Parents need to look for programs that address all these skills. Here’s what you can do to help your children learn how to read.
Combine whole word reading and phonics
According to Sima Bhushan, founder of the Learning Arc, a learning centre based in Bengaluru, schools and reading programs need to adopt a combination of whole word reading and phonics instead of only working with phonics.
“Also, there is not enough focus on comprehension,” she adds. “When I work with children, I work on note-taking. This is to make sure that the child understands what she is reading.”
Bhushan also notes that with more screen time, attention and concentration level in kids has come down significantly. Children no longer turn to books during their free time and are overstimulated. “Learning to read requires children to make a lot of assumptions,” she says. “When I was young, I would read books and I could immediately pick up patterns in them. Today, children do not have that much patience to figure these patterns out for themselves. ”
Look for a multifaceted reading program
Bhushan stresses the need for an enjoyable and meaningful reading program that involves many activities such as memory games, mazes, mind-mapping, and spelling drills. “When we teach children to read a word, we should also teach them how to break the word, and also, in an abstract manner, to put it back together,” she says. Programmes should also be activity-based and include a lot of movement, learning through touch, kinaesthetic and comprehension tasks.
Most importantly, they should also link reading with writing. Children should be given opportunities to connect their learning and to understand exceptions to rules in phonics. Above all, reading programs must also have sequencing activities because reading is sequential in nature.
Sandhya Gatti, head of pedagogy at the Chaman Bhartiya School in Bengaluru, observes how over the last few years, she’s come across children who are “familiar with the letters but (cannot) read whole words or identify sounds”. She says that “this happens when schools do not follow a thorough reading approach.

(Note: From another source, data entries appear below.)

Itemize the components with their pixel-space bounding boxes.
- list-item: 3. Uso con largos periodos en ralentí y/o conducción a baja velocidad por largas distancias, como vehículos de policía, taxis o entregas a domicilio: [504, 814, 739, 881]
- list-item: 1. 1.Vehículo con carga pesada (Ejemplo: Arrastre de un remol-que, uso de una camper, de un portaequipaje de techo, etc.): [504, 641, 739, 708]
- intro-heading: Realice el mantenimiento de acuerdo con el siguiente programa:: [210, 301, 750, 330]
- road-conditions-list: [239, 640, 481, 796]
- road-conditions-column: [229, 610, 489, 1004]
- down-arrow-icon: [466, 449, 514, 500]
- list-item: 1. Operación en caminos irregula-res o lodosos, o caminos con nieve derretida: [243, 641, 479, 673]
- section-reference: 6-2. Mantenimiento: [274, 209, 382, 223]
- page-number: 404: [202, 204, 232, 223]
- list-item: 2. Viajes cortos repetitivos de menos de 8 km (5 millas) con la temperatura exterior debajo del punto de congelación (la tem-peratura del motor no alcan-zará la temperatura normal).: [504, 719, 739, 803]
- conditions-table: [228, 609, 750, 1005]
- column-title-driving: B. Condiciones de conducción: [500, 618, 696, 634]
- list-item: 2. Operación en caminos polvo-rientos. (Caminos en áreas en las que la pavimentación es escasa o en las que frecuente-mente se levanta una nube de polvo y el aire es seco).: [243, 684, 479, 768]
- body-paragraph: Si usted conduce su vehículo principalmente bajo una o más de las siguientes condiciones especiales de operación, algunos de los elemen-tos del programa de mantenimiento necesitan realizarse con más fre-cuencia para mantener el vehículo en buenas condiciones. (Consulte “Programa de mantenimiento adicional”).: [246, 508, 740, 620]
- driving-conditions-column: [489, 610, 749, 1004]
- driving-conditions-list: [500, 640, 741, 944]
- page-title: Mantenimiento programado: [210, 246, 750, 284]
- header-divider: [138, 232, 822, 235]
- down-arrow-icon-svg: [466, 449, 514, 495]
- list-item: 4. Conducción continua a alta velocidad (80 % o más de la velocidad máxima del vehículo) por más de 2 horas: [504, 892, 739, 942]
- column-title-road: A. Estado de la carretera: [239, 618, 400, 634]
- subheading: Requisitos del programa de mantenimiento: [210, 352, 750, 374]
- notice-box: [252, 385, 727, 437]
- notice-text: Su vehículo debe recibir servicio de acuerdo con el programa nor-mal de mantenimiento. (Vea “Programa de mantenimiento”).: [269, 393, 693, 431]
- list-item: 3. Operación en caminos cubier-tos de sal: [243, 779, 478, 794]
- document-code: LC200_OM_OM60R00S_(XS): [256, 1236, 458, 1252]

There is an entire system to reading and teachers need to follow it scientifically.”
Parents and other adults can play a role too
My daughter finds it rich that I ask her to clock in a minimum of two hours of reading time every day when I am always on my mobile or on my laptop. As parents, we need to model reading behaviour, read with our children, and be passionate about spending time in the company of books.
“I remember spotting a book by Jules Verne in our school library,” says Gatti. “This was a book I enjoyed when I was young and I was so excited to rediscover it. This excitement rubbed off on the children in the school, who immediately wanted to issue the book too.”
Reading is important for a child’s overall development and academic success, giving them a lifelong advantage. As parents, it is easy to get downcast when our children struggle with reading and other children seem to race ahead. All you need is a strategy overhaul and a love for books that is constantly nurtured.
Shweta Sharan is a freelance journalist who lives in Mumbai.